Financial services consultancy KPMG estimates that up to 10,000 jobs could be shed from the Australian banking sector in the next 12 months. Currently, Australia's four largest banks employ around 152,500 staff.

As for CBA, it has announced that it is cutting costs by 5 per cent, a move which is expected to result in savings of A$370 million. The cost-cutting drive, which will include retrenchments, has drawn criticism from Australia’s Financial Sector Union, the FSU, given its 2007/2008 full-year profits of A$3.7 billion and its recent A$2.1 billion acquisition of domestic rival BankWest from British bank HBOS.

However, CBA’s Schubert says on-going cost-cutting measures to maximise operating efficiency are necessary.

“Having the lowest costs is just the ticket to stay in business. If you don’t have the lowest costs in your industry, then you’re vulnerable.”

“It doesn’t matter whether you’re in an upswing or a downswing, you have to look at becoming more efficient.”

The BankWest transaction is expected to include $330 million worth of restructuring costs, which could deliver $220 million in long-term savings for CBA.

To be sure, the business environment in Australia is expected to become more challenging for banks. This is in view of the economic downturns in key export markets, declining commodity prices, weakening domestic demand and the significant retreat of the Australian dollar against the greenback.

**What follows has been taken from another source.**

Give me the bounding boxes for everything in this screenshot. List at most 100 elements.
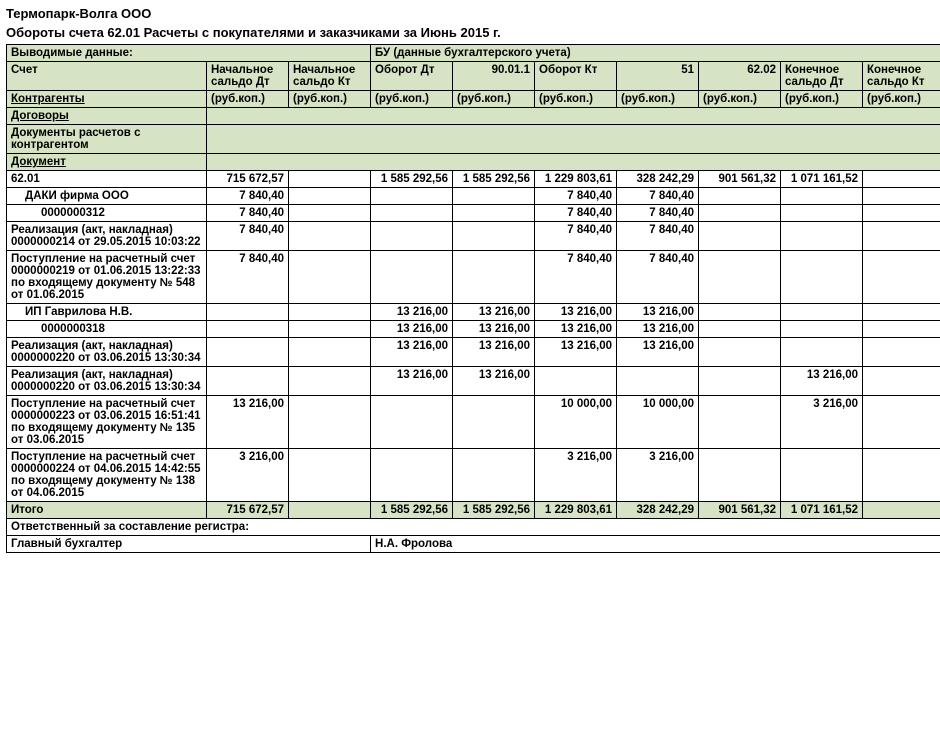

Yet in the face of the weak Aussie dollar, the Reserve Bank of Australia cut the overnight cash rate to its lowest level in almost five years, from 6 per cent to 5.25 per cent in early November, reflecting the extent of official concern about the fall-out from the global financial crisis. For its part, the Australian government recently announced a stimulus package worth A$10.4 billion.

Schubert praises the RBA’s latest rate cut as “a very good move”, adding that the market expects even more rate cuts in the coming months as the economy is slowing.

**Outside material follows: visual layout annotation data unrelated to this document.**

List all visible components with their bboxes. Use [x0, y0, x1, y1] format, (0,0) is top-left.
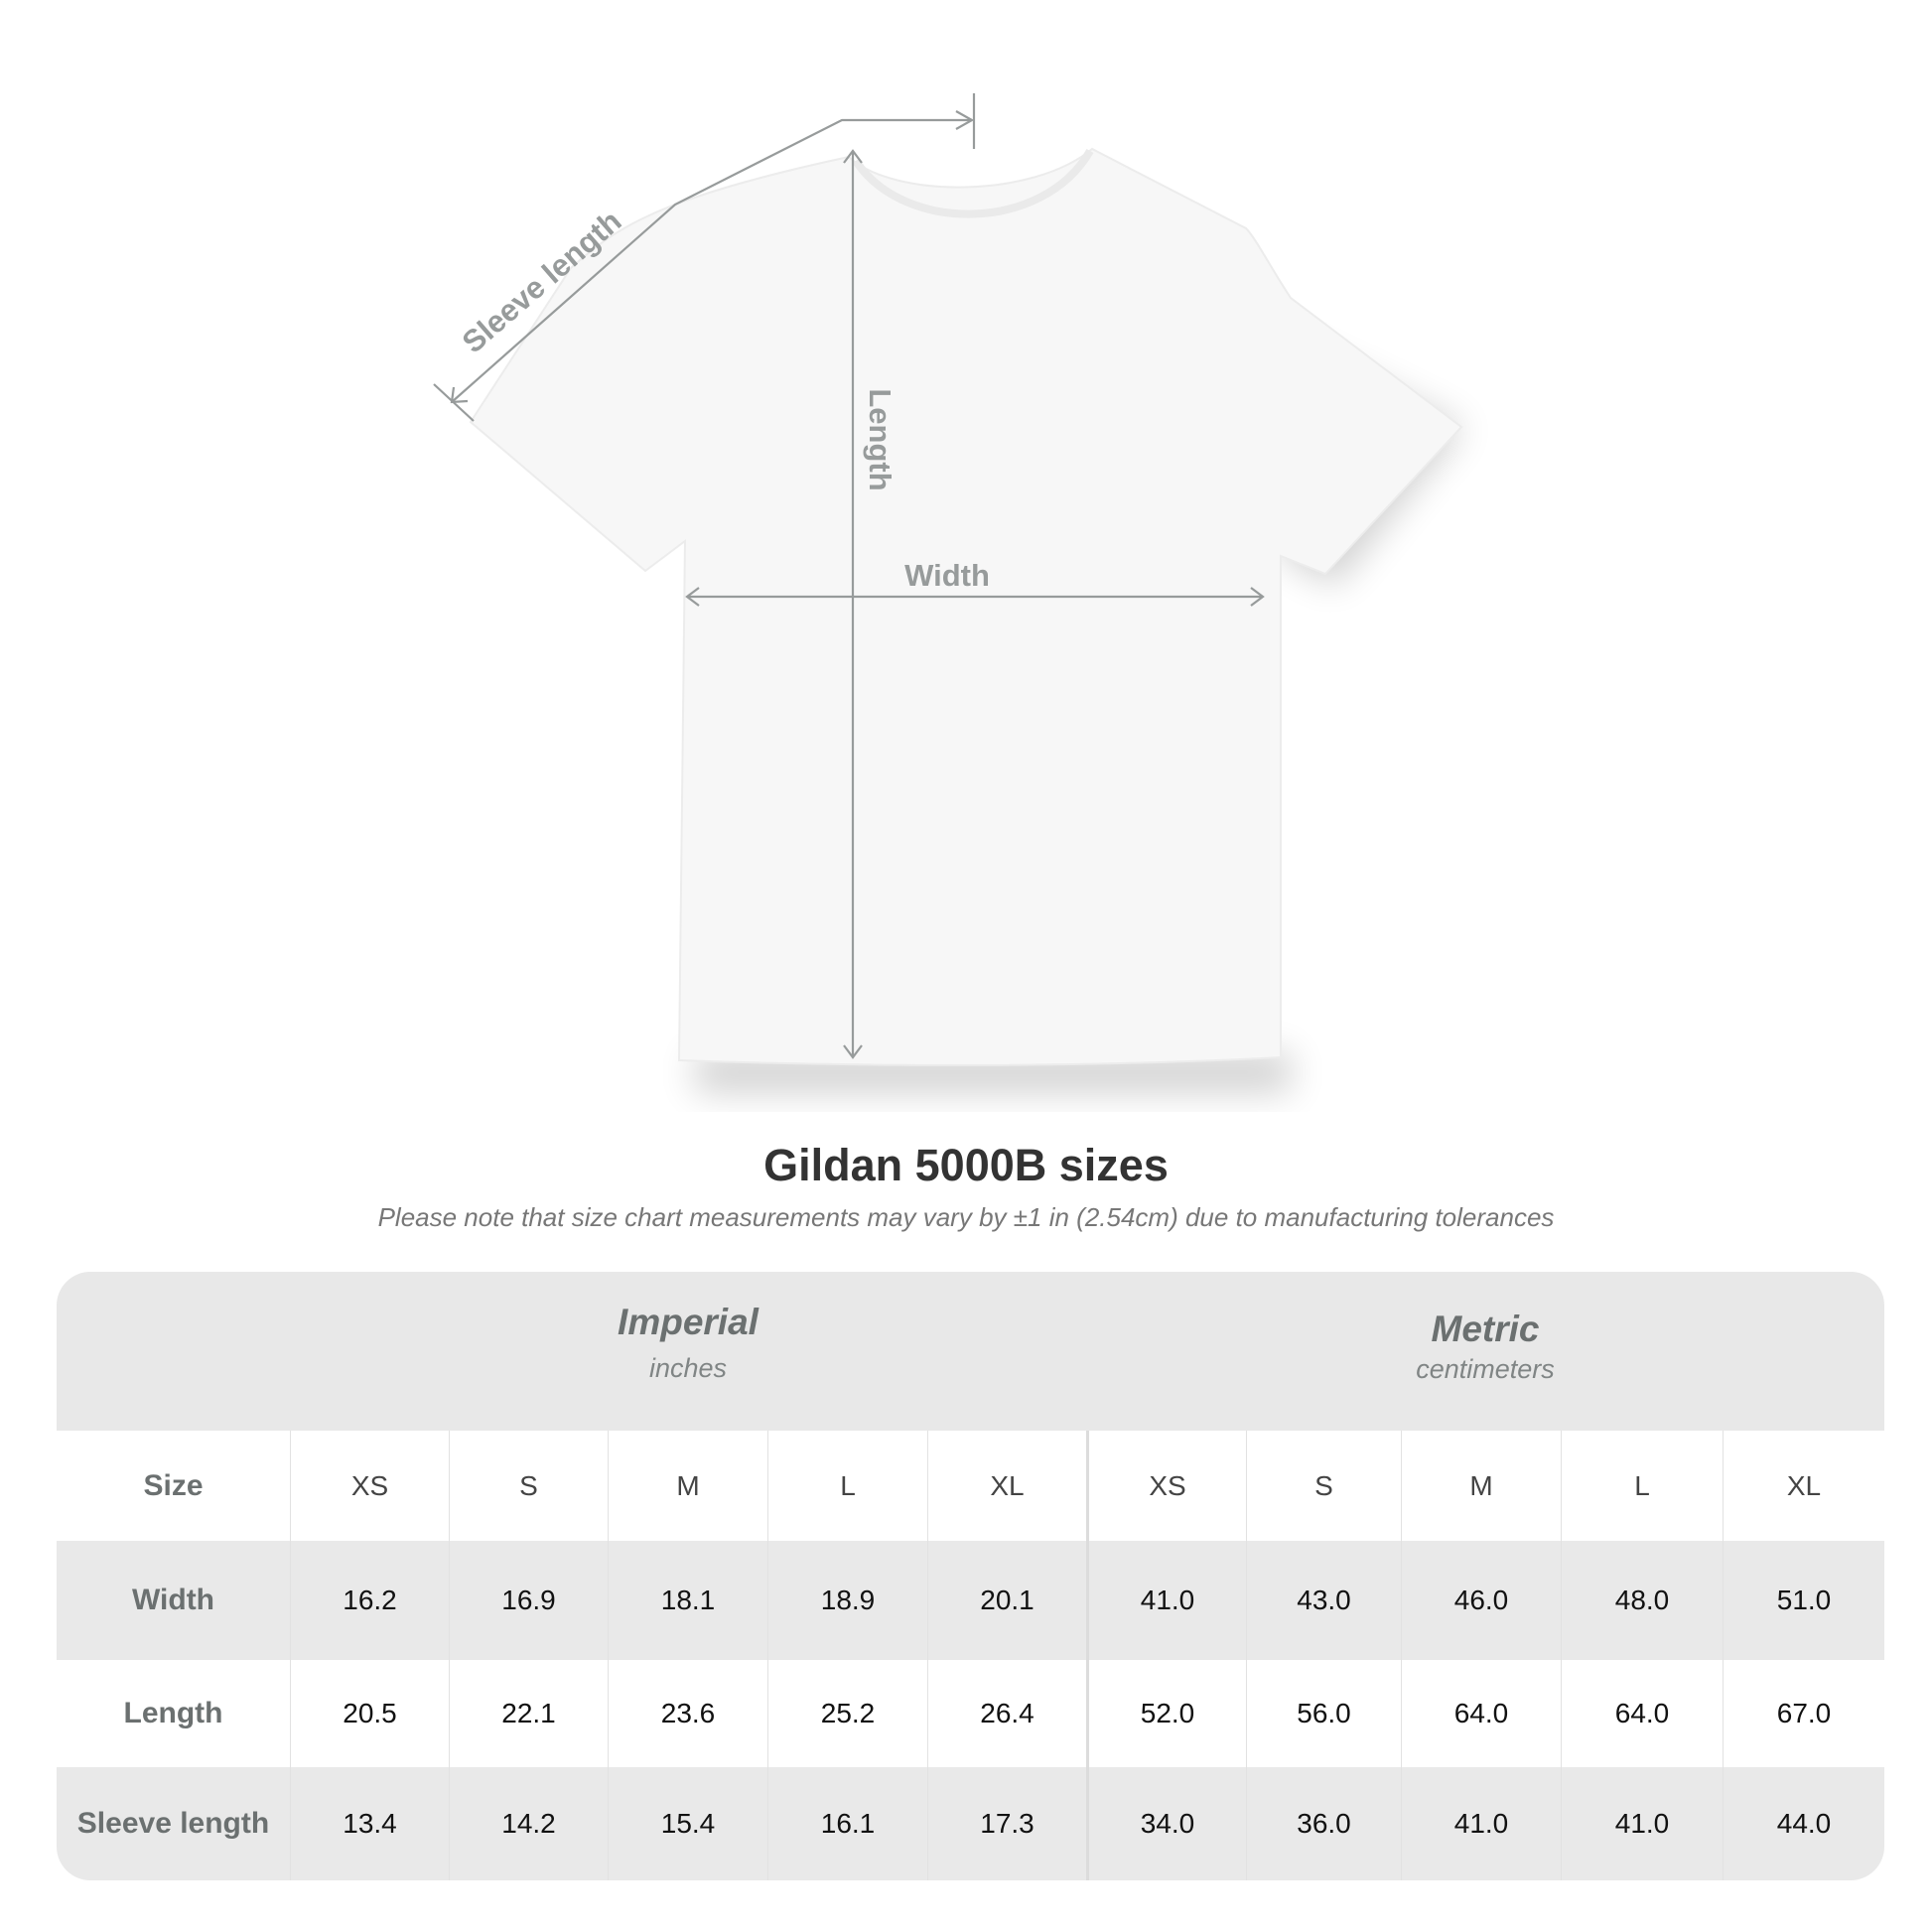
metric-header: Metric centimeters: [1086, 1309, 1884, 1385]
sleeve-arrowhead-end: [955, 110, 975, 130]
table-row: Length 20.5 22.1 23.6 25.2 26.4 52.0 56.0 64.0 64…: [57, 1660, 1884, 1767]
width-arrowhead-left: [685, 587, 700, 607]
value-cell: 18.1: [608, 1541, 767, 1660]
size-table: Imperial inches Metric centimeters Size X…: [57, 1272, 1884, 1880]
sleeve-length-line: [451, 118, 972, 403]
tolerance-note: Please note that size chart measurements…: [377, 1202, 1555, 1232]
imperial-header: Imperial inches: [290, 1302, 1086, 1384]
imperial-title: Imperial: [618, 1302, 759, 1342]
value-cell: 13.4: [290, 1767, 449, 1880]
value-cell: 36.0: [1246, 1767, 1401, 1880]
value-cell: 22.1: [449, 1660, 608, 1767]
size-header-cell: S: [449, 1431, 608, 1541]
value-cell: 34.0: [1086, 1767, 1246, 1880]
row-label: Sleeve length: [76, 1807, 270, 1840]
table-row: Width 16.2 16.9 18.1 18.9 20.1 41.0 43.0 46.0 48.…: [57, 1541, 1884, 1660]
length-arrowhead-top: [843, 149, 863, 164]
value-cell: 20.1: [927, 1541, 1086, 1660]
page-title: Gildan 5000B sizes: [763, 1140, 1169, 1190]
metric-unit: centimeters: [1416, 1354, 1555, 1384]
table-row: Sleeve length 13.4 14.2 15.4 16.1 17.3 34.0 36.…: [57, 1767, 1884, 1880]
value-cell: 44.0: [1723, 1767, 1884, 1880]
metric-title: Metric: [1431, 1309, 1540, 1349]
table-header-band: [57, 1272, 1884, 1431]
size-header-cell: XL: [927, 1431, 1086, 1541]
width-arrowhead-right: [1250, 587, 1265, 607]
value-cell: 14.2: [449, 1767, 608, 1880]
value-cell: 52.0: [1086, 1660, 1246, 1767]
size-label: Size: [143, 1468, 204, 1502]
value-cell: 18.9: [767, 1541, 927, 1660]
size-header-cell: S: [1246, 1431, 1401, 1541]
value-cell: 64.0: [1561, 1660, 1723, 1767]
value-cell: 64.0: [1401, 1660, 1561, 1767]
width-label: Width: [904, 558, 990, 593]
size-header-row: Size XS S M L XL XS S M L XL: [57, 1431, 1884, 1541]
size-header-cell: XS: [1086, 1431, 1246, 1541]
value-cell: 41.0: [1401, 1767, 1561, 1880]
size-header-cell: M: [608, 1431, 767, 1541]
size-header-cell: XS: [290, 1431, 449, 1541]
value-cell: 48.0: [1561, 1541, 1723, 1660]
shirt-collar: [852, 148, 1094, 218]
value-cell: 41.0: [1561, 1767, 1723, 1880]
value-cell: 23.6: [608, 1660, 767, 1767]
value-cell: 17.3: [927, 1767, 1086, 1880]
value-cell: 26.4: [927, 1660, 1086, 1767]
imperial-unit: inches: [648, 1353, 728, 1383]
value-cell: 46.0: [1401, 1541, 1561, 1660]
size-header-cell: M: [1401, 1431, 1561, 1541]
shirt-body: [469, 147, 1463, 1066]
value-cell: 43.0: [1246, 1541, 1401, 1660]
sleeve-arrowhead-start: [450, 386, 469, 404]
value-cell: 56.0: [1246, 1660, 1401, 1767]
length-arrowhead-bottom: [843, 1044, 863, 1059]
value-cell: 25.2: [767, 1660, 927, 1767]
value-cell: 15.4: [608, 1767, 767, 1880]
length-label: Length: [863, 388, 897, 491]
row-label: Width: [131, 1584, 215, 1616]
value-cell: 67.0: [1723, 1660, 1884, 1767]
tshirt-illustration: [433, 93, 1464, 1092]
size-header-cell: XL: [1723, 1431, 1884, 1541]
value-cell: 16.2: [290, 1541, 449, 1660]
size-header-cell: L: [767, 1431, 927, 1541]
value-cell: 16.9: [449, 1541, 608, 1660]
value-cell: 51.0: [1723, 1541, 1884, 1660]
value-cell: 16.1: [767, 1767, 927, 1880]
row-label: Length: [123, 1697, 223, 1729]
value-cell: 20.5: [290, 1660, 449, 1767]
value-cell: 41.0: [1086, 1541, 1246, 1660]
size-header-cell: L: [1561, 1431, 1723, 1541]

“The Australian economy is doing better than almost any Western economy. But it is slowing”

“I know, for example, that around Australia, restaurant trade is off 15-20 per cent and I’m sure that sort of number would be exactly the same in many small businesses,”

He adds that the economic uncertainty is causing people to spend less, which would curtail economic growth and consequently drive further job losses.

“So I think we are going to see reduced growth in Australia and that’s going to affect every business.”    

Australia’s central bank is forecasting economic growth to slow to 1.5 per cent for 2008 from 4.2 per cent last year. It also projects economic growth of 2.5 per cent in 2009.